The division has blamed the budget crunch on its own “extraordinary overspend” of $42m last financial year. The division’s deputy secretary, Sean Sullivan, said the division had “no clear budgets at a branch level” last year and lacked transparency about how money was spent.
“There were no clear checks and balances from a governance perspective,” Sullivan said. “We made a decision [last financial year] to only to budget at the divisional level, not at the individual branch level.
“This is basically departmental business. Making sure that [we are] living within our means, at a divisional level, and then making sure that branch heads and the senior executive service actually know what their budget is going forward.”
The Greens senator Peter Whish-Wilson, who called for the inquiry alongside the Liberal senator Jonathon Duniam, said the division’s admissions were “shocking” and led to crucial science work being stopped.

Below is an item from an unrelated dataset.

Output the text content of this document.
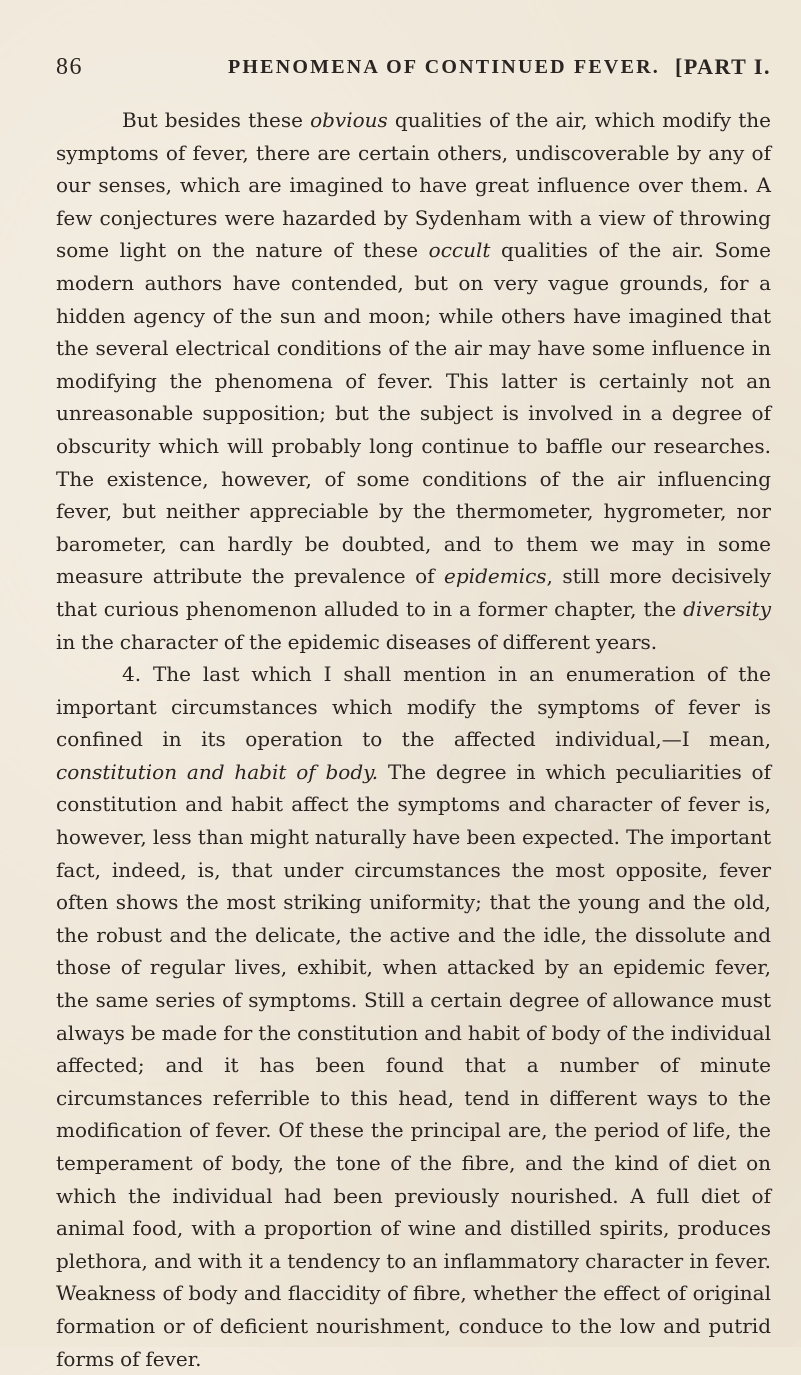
86	PHENOMENA OF CONTINUED FEVER. [PART I.

But besides these obvious qualities of the air, which modify the symptoms of fever, there are certain others, undiscoverable by any of our senses, which are imagined to have great influence over them. A few conjectures were hazarded by Sydenham with a view of throwing some light on the nature of these occult qualities of the air. Some modern authors have contended, but on very vague grounds, for a hidden agency of the sun and moon; while others have imagined that the several electrical conditions of the air may have some influence in modifying the phenomena of fever. This latter is certainly not an unreasonable supposition; but the subject is involved in a degree of obscurity which will probably long continue to baffle our researches. The existence, however, of some conditions of the air influencing fever, but neither appreciable by the thermometer, hygrometer, nor barometer, can hardly be doubted, and to them we may in some measure attribute the prevalence of epidemics, still more decisively that curious phenomenon alluded to in a former chapter, the diversity in the character of the epidemic diseases of different years.

4. The last which I shall mention in an enumeration of the important circumstances which modify the symptoms of fever is confined in its operation to the affected individual,—I mean, constitution and habit of body. The degree in which peculiarities of constitution and habit affect the symptoms and character of fever is, however, less than might naturally have been expected. The important fact, indeed, is, that under circumstances the most opposite, fever often shows the most striking uniformity; that the young and the old, the robust and the delicate, the active and the idle, the dissolute and those of regular lives, exhibit, when attacked by an epidemic fever, the same series of symptoms. Still a certain degree of allowance must always be made for the constitution and habit of body of the individual affected; and it has been found that a number of minute circumstances referrible to this head, tend in different ways to the modification of fever. Of these the principal are, the period of life, the temperament of body, the tone of the fibre, and the kind of diet on which the individual had been previously nourished. A full diet of animal food, with a proportion of wine and distilled spirits, produces plethora, and with it a tendency to an inflammatory character in fever. Weakness of body and flaccidity of fibre, whether the effect of original formation or of deficient nourishment, conduce to the low and putrid forms of fever.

“We knew going into this inquiry that certain matters relating to the AAD’s governance were dysfunctional, but I never could have imagined just how toxic the situation had become – especially for our nation’s Antarctic scientists,” Whish-Wilson said.
“The AAD self-identified a shocking $42 million overspend and ongoing issues with budget transparency (…) this has resulted in budget restraints that have impacted Australia’s delivery of critical science programs in the Antarctic.”
The division’s director, Emma Campbell, told staff in an email earlier this year that it had spent $2m on external legal advice across 50 matters last year and that hiring two in-house lawyers could help “save money and get more timely advice”.
The division has also confirmed it can only send a small amount of scientists to Australia’s Davis research station because it is concerned there is not enough drinking water available for them because of leaking infrastructure. It knew about the problem before the pandemic.
Prof Dana Bergstrom, who recently left the division after 22 years, criticised the government for not funding a study of emperor penguin populations along the east coast of Antarctica despite the project being approved.
The British Antarctic Survey confirmed a “catastrophic breeding failure” of the penguins in late 2022. Analysis of satellite images showed the break-up of usually stable sea ice and the disappearance of four colonies at a time when chicks had not yet grown their waterproof feathers.
“The death of 10,000 penguin chicks hurts. It physically hurts. It’s eco-grief,” Bergman said.
“For an organisation not to be able to organise the logistics of an approved [science] project to fly the east coast of the Australian Antarctic territory, to confirm the location of emperor penguin colonies.
“I think it needs to look at itself.”
The University of Tasmania’s vice chancellor, Prof Rufus Black, told the inquiry the cuts to Antarctica science were coming at the worst possible time. He referenced “a failure of sea ice to freeze in the darkness of winter, with an area the size of Western Australia missing and large stretches of coastline ice-free”.
“The last time we had scientists on the sea ice in East Antarctica was 10 years ago. This was a time when it appeared that Antarctica was more resilient to climate change than expected, and sea ice extent was actually increasing,” Black said.